При лунном свете у мамы был смешной вид. Она была одета в знакомую ночную рубашку, но от крови казалось, что в другую. В руке мама все еще сжимала разделочный нож, каплющий кровью. Глаза у нее были пустые, стеклянные, но щеки промокли от слез, и лицо дергалось нервным тиком, как в окостеневшей усмешке. Кэти-Мэй испугалась, но не настолько, чтобы проснуться от этого сна.

Салли залезла в кузов папашиного пикапчика и подала маме Кэти-Мэй канистру бензина.
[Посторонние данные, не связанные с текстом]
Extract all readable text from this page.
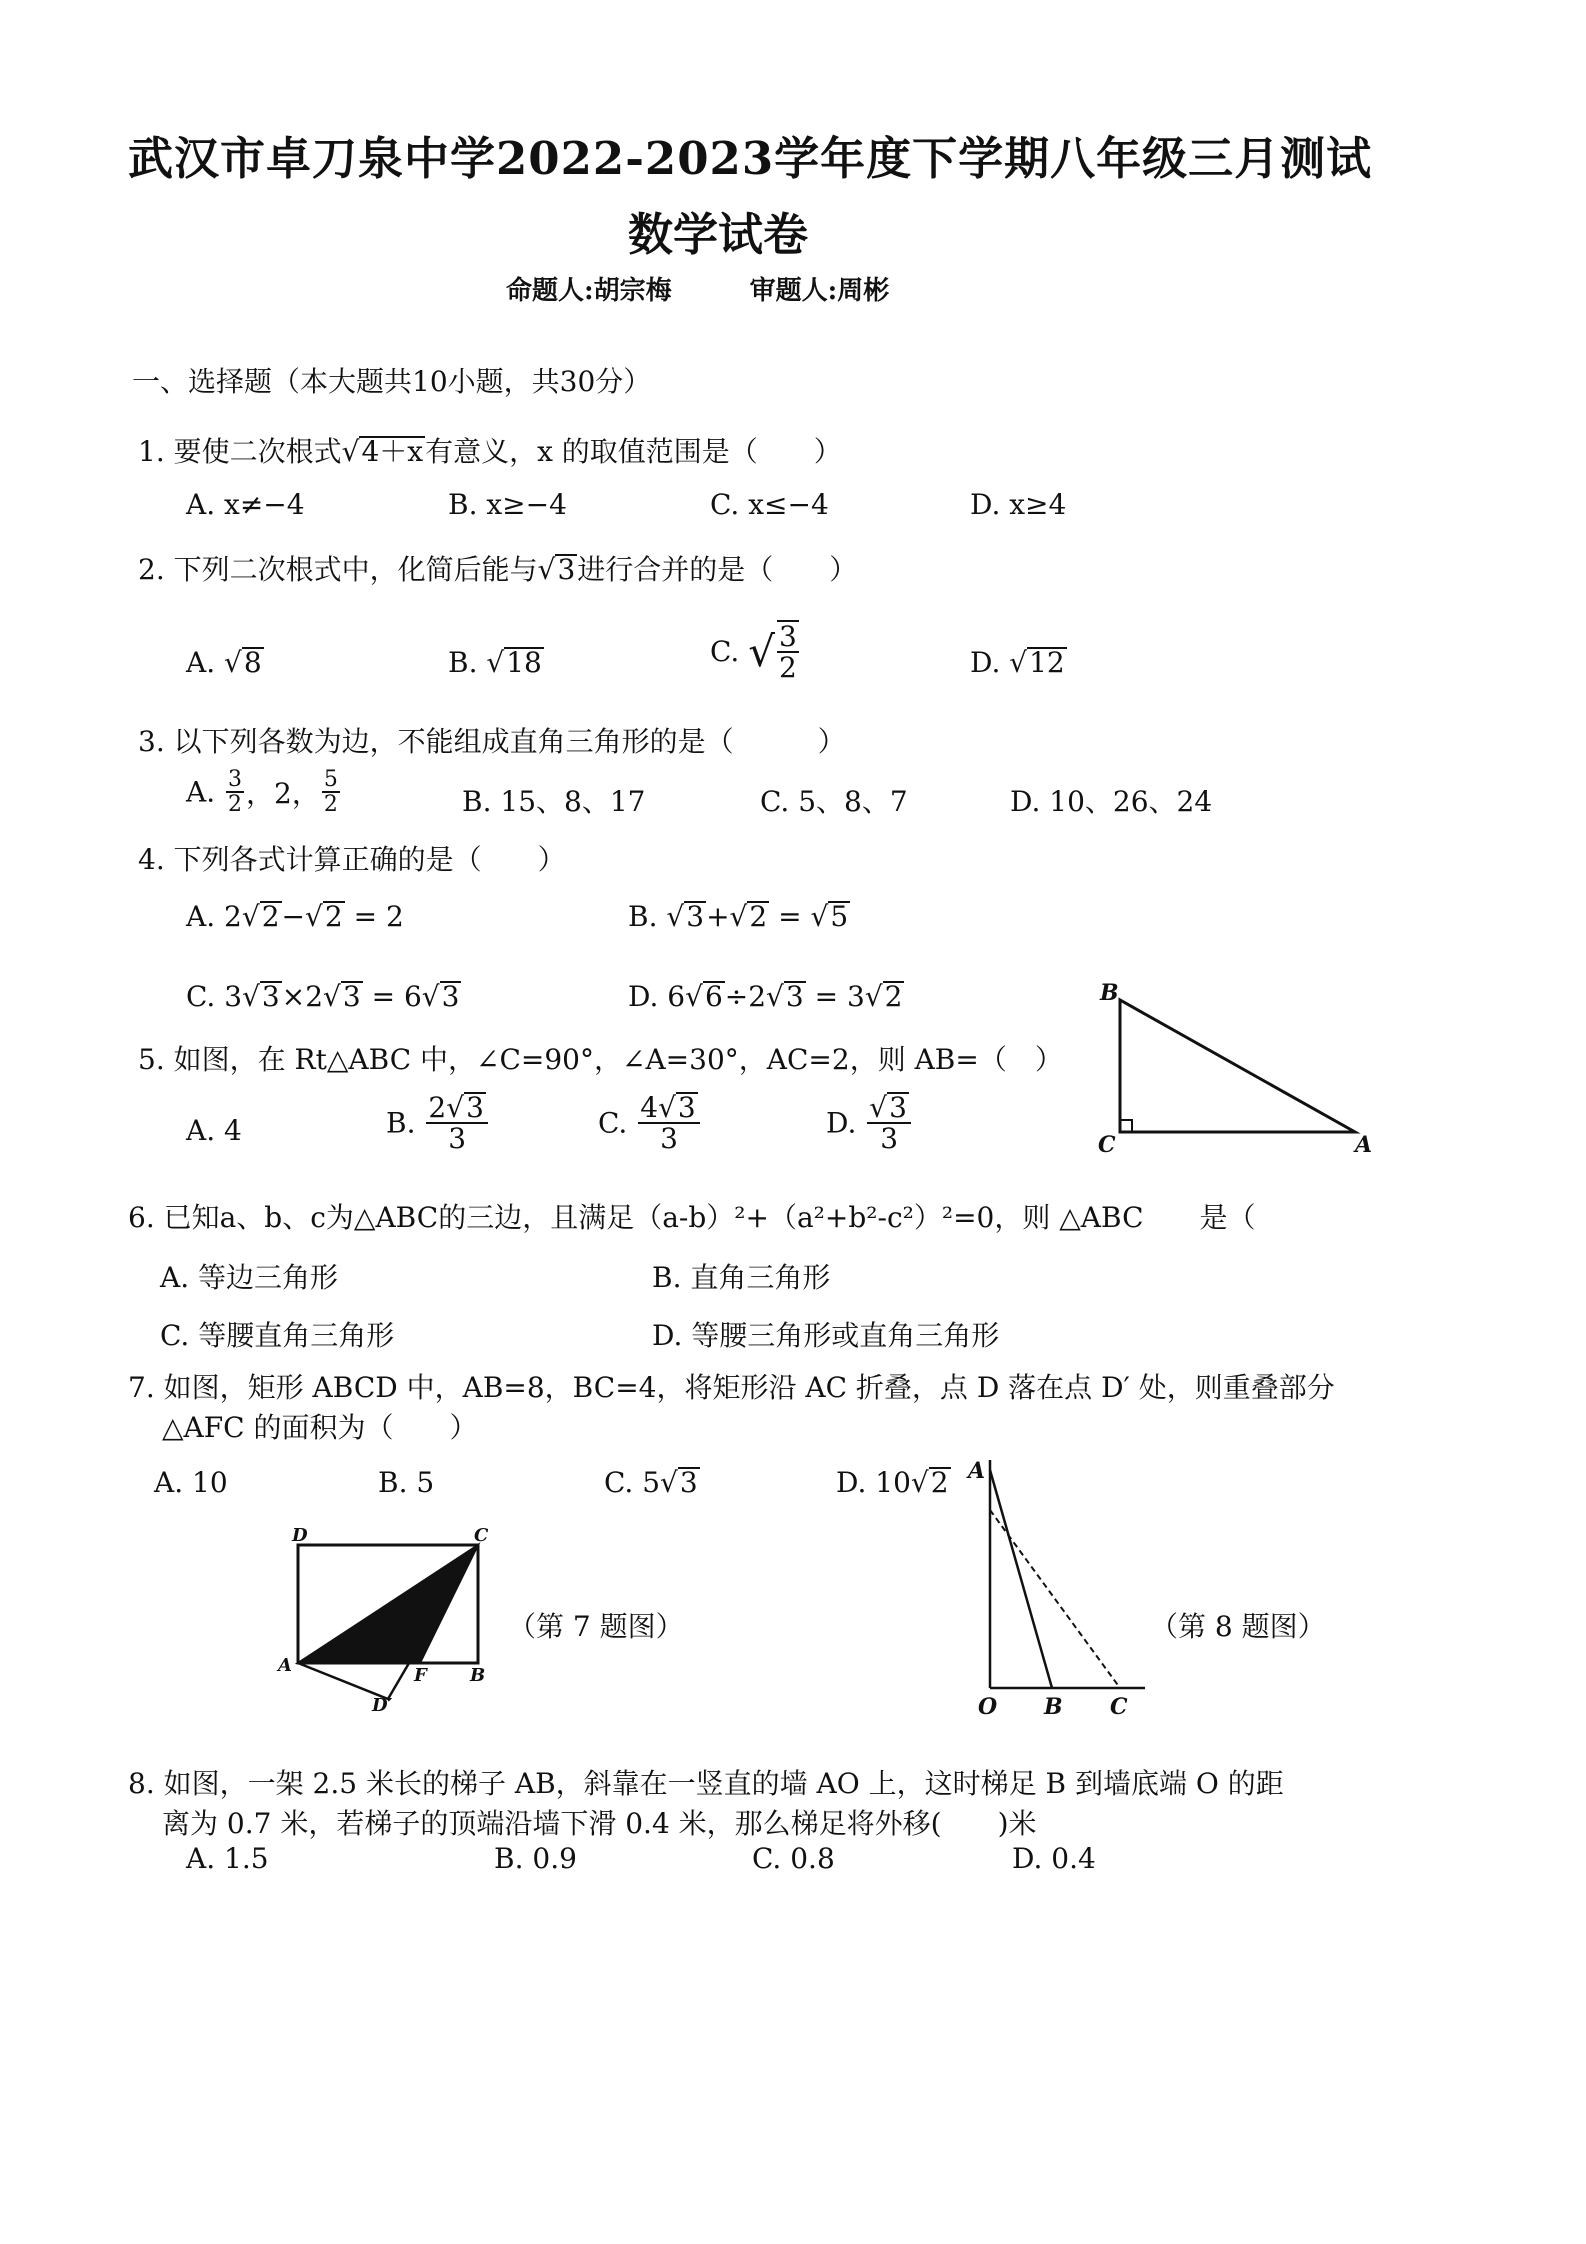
武汉市卓刀泉中学2022-2023学年度下学期八年级三月测试
数学试卷
命题人:胡宗梅　　　审题人:周彬
一、选择题（本大题共10小题，共30分）
1. 要使二次根式√4＋x有意义，x 的取值范围是（　　）
A. x≠−4	B. x≥−4	C. x≤−4	D. x≥4
2. 下列二次根式中，化简后能与√3进行合并的是（　　）
A. √8	B. √18	C. √ $\frac{3}{2}$	D. √12
3. 以下列各数为边，不能组成直角三角形的是（　　　）
A. $\frac{3}{2}$ ，2， $\frac{5}{2}$	B. 15、8、17	C. 5、8、7	D. 10、26、24
4. 下列各式计算正确的是（　　）
A. 2√2−√2 = 2	B. √3+√2 = √5
C. 3√3×2√3 = 6√3	D. 6√6÷2√3 = 3√2
5. 如图，在 Rt△ABC 中，∠C=90°，∠A=30°，AC=2，则 AB=（　）
A. 4	B. $\frac{2√3}{3}$	C. $\frac{4√3}{3}$	D. $\frac{√3}{3}$
B
C	A
6. 已知a、b、c为△ABC的三边，且满足（a-b）²+（a²+b²-c²）²=0，则 △ABC　　是（
A. 等边三角形	B. 直角三角形
C. 等腰直角三角形	D. 等腰三角形或直角三角形
7. 如图，矩形 ABCD 中，AB=8，BC=4，将矩形沿 AC 折叠，点 D 落在点 D′ 处，则重叠部分
△AFC 的面积为（　　）
A. 10	B. 5	C. 5√3	D. 10√2
D	C
A	F B
D′
（第 7 题图）
A
O B C
（第 8 题图）
8. 如图，一架 2.5 米长的梯子 AB，斜靠在一竖直的墙 AO 上，这时梯足 B 到墙底端 O 的距
离为 0.7 米，若梯子的顶端沿墙下滑 0.4 米，那么梯足将外移(　　)米
A. 1.5	B. 0.9	C. 0.8	D. 0.4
Они не обменялись ни словом – во сне Кэти-Мэй мама знала, что делать.

Мама плеснула бензином на свое супружеское ложе, и от паров глаза у нее заслезились еще сильнее. Потом мама забралась в кровать, устроилась рядом с зарезанным мужем, прижала к груди мертвого младенца и чиркнула спичкой.

Кэти-Мэй при виде пожара родного гнезда испытала лишь легкий укор совести. Ведь это же только сон? Даже не кошмар. И вообще это все не она, а Салли.

Проснувшись утром, она увидела, что дрожит от холода на лужайке. Трехкомнатная лачуга, служившая домом семье Скаггсов, торчала кучей обугленных бревен и закопченного кирпича. Кэти-Мэй понимала, что надо закричать или заплакать, но ничего внутри себя не ощутила. Ничего, хоть чуть похожего на печаль.

Ближайшие соседи, Веллманы, жили в трех милях. Кэти-Мэй решила, что к их приезду как-нибудь сумеет выжать из себя слезы.

* * *

Хоть Салли и заявила, что никогда не уйдет, Кэти-Мэй никаких признаков ее присутствия не обнаруживала. Она, правда, иногда чувствовала себя несколько по-другому, будто у нее что-то такое в животе. Но Кэти-Мэй не думала, что это Салли. За месяцы, прошедшие после пожара, она постепенно забыла, что Салли ей обещала, и уговорила себя, будто спаслась от погубившего всю семью пожара только тем, что решила в эту ночь спать на веранде.

Сиротская жизнь не очень отличалась от той, что была раньше. Государство помещало ее в разные приюты, где ее обижали и недокармливали, пока она не сбежала окончательно в возрасте четырнадцати лет. Вряд ли ее «родители» сообщили об этом; им бы тогда перестали давать чеки на ее содержание.

Она прицепилась к бродячему цирку, а поскольку на вид ей можно было дать шестнадцать и она врала, что ей восемнадцать, ее поставили днем работать зазывалой, а ночью танцевать неприличные танцы. Иногда она изображала цыганку и гадала жующему попкорн стаду с рыбьими глазами. Так она и встретила Зебулона.

Он называл себя Зеббо Великий и одевался как третьесортный ярмарочный фокусник, вплоть до набриолиненных волос и полоски усиков. Он был элегантен, как киногерой.

Каждый день Кэти-Мэй на него глазела из будки зазывалы, боясь даже заговорить с ним. Она боялась показаться неотесанной провинциальной девицей, и потому обожала его про себя. Но долго страдать от неразделенной любви ей не пришлось, поскольку Зеббо Великий умел читать мысли.